Yeah, from a rando this would be just bad vagueposting but Rachel is absolutely someone who could know about a very good reason why we should uninstall atop but be unable to legally say why. I would heed her warning.
I would disagree and still say that this is bad vagueposting. It doesn't matter how reputable the source is: if you say "don't do X" but don't give a reason why, I'm not inclined to listen. Granted I don't use atop anyways, but I don't think a vague blog post - even one from a respected person - is sufficient justification to change what software one uses.
This seems completely backwards... if someone says to do something but doesn't give a reason, then the ONLY thing to base your decision on whether to listen is their reputation and your trust in them.
If someone I trust tells me to trust them, I will.
First, I decided I am going to avoid atop. Even if Rachel would be wrong, it doesn't hurt not to use some specific software I don't depend on.
> If someone I trust tells me to trust them, I will.
Huh? When I trust someone, then I trust already and there's no need being told to trust. When I don't trust someone, then I run away when being told to trust. Hell, if someone tells me to trust them, it's a red flag and I drop the trust.
Your believe seems to hinge on the idea that there are zero situations where someone could need you to trust them but don't have the ability to tell you why.
I think there ARE some situations like that, especially when the conversation is public like this. It is pretty easy to think of a lot of good reasons why Rachel can't explain why you need to trust them in this situation. I think saying, "I can't tell you why, please trust me" is a perfectly reasonable thing for someone you trust to say, and I would absolutely listen to them if they say that.
That seems.. whatever the opposite of pragmatic is, but not in a good way, as in “principled”. There are very good reasons one would be required to be vague in a situation like this, but still know about a very serious issue.
It’s like seeing a road sign that says “danger ahead” and ignoring it because it wasn’t very specific. It’s just.. not a sensible move.
Yeah, this is the behavior of the stuffy administrator in an 80's sci-fi comedy, minutes before the horror the heroes are trying to warn him from is unleashed.
The only question left is "who is going to deliver the quippy one-liner afterwards?"
"Don't go down 6th street now" means very different things depending on whether it comes from your buddy, or the bomb squad.
> if you say "don't do X" but don't give a reason why, I'm not inclined to listen.
I hear ya, but, there are sometimes valid reasons people can't say things; and this may well be one of those times. You have every right to do as you like, but it's not necessarily smart now that you've been warned by a respected professional.
Lol, this is going over my head a bit, but in case I was misunderstood, I had a role once that was secops adjacent but not strictly "security," just ended up doing a lot of favors for a security team. There was a recommendation that was super low hanging with extremely high impact, but the sec team determined it was "too low risk to action on without better reasoning" or something, they got hit pretty hard by it and I was involved in some triage, shaking my head the entire time. Very similar reasoning. "I need a bulletproof reason to update or change something" is like, to me, not a productive attitude.

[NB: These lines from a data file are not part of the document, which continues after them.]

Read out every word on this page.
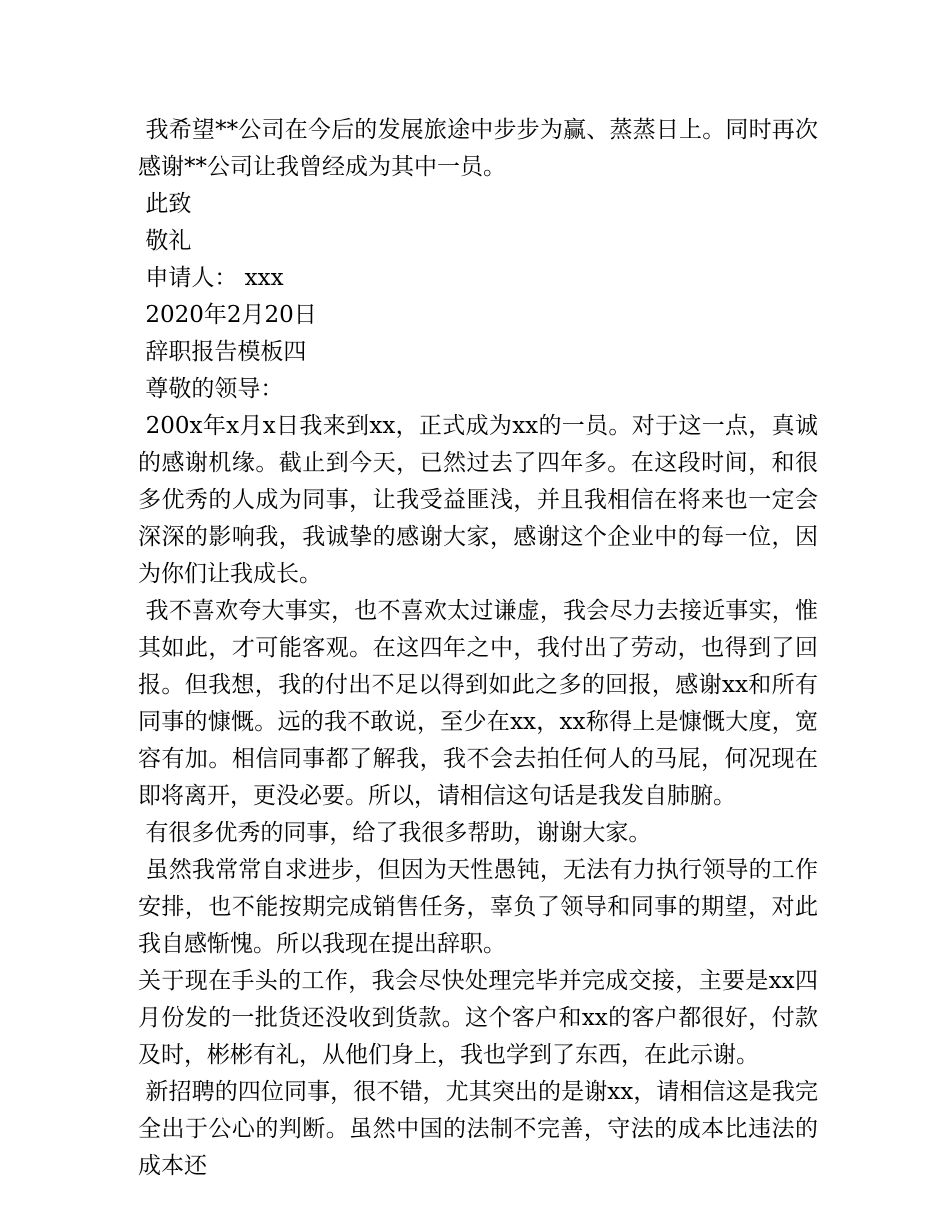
我希望**公司在今后的发展旅途中步步为赢、蒸蒸日上。同时再次感谢**公司让我曾经成为其中一员。

此致

敬礼

申请人： xxx

2020年2月20日

辞职报告模板四

尊敬的领导：

200x年x月x日我来到xx，正式成为xx的一员。对于这一点，真诚的感谢机缘。截止到今天，已然过去了四年多。在这段时间，和很多优秀的人成为同事，让我受益匪浅，并且我相信在将来也一定会深深的影响我，我诚挚的感谢大家，感谢这个企业中的每一位，因为你们让我成长。

我不喜欢夸大事实，也不喜欢太过谦虚，我会尽力去接近事实，惟其如此，才可能客观。在这四年之中，我付出了劳动，也得到了回报。但我想，我的付出不足以得到如此之多的回报，感谢xx和所有同事的慷慨。远的我不敢说，至少在xx，xx称得上是慷慨大度，宽容有加。相信同事都了解我，我不会去拍任何人的马屁，何况现在即将离开，更没必要。所以，请相信这句话是我发自肺腑。

有很多优秀的同事，给了我很多帮助，谢谢大家。

虽然我常常自求进步，但因为天性愚钝，无法有力执行领导的工作安排，也不能按期完成销售任务，辜负了领导和同事的期望，对此我自感惭愧。所以我现在提出辞职。

关于现在手头的工作，我会尽快处理完毕并完成交接，主要是xx四月份发的一批货还没收到货款。这个客户和xx的客户都很好，付款及时，彬彬有礼，从他们身上，我也学到了东西，在此示谢。

新招聘的四位同事，很不错，尤其突出的是谢xx，请相信这是我完全出于公心的判断。虽然中国的法制不完善，守法的成本比违法的成本还
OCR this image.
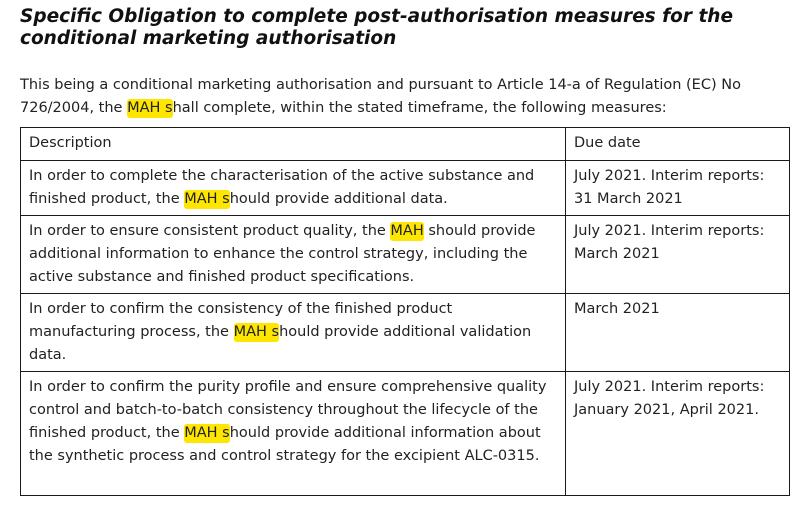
Specific Obligation to complete post-authorisation measures for the conditional marketing authorisation

This being a conditional marketing authorisation and pursuant to Article 14-a of Regulation (EC) No 726/2004, the MAH shall complete, within the stated timeframe, the following measures:

Description	Due date
In order to complete the characterisation of the active substance and finished product, the MAH should provide additional data.	July 2021. Interim reports: 31 March 2021
In order to ensure consistent product quality, the MAH should provide additional information to enhance the control strategy, including the active substance and finished product specifications.	July 2021. Interim reports: March 2021
In order to confirm the consistency of the finished product manufacturing process, the MAH should provide additional validation data.	March 2021
In order to confirm the purity profile and ensure comprehensive quality control and batch-to-batch consistency throughout the lifecycle of the finished product, the MAH should provide additional information about the synthetic process and control strategy for the excipient ALC-0315.	July 2021. Interim reports: January 2021, April 2021.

Skimming through the code (particularly from past issues and PRs) highlights a number of things that look sketchy to me at first glance (in a coding practices way, not in a malicious way) - my gut feeling is that someone smarter than me going through much of this with a fine-toothed-comb would likely find something exploitable.
It could also be any number of other things too, like it's severe enough that the author feels its responsible to wait for mitigation efforts before disclosing anything about the issue that could lead to it being exploited.
"screams NDA" is not the same as "might be covered under an NDA". And in any case, very likely the said company has already taken mitigative action like removing atop already.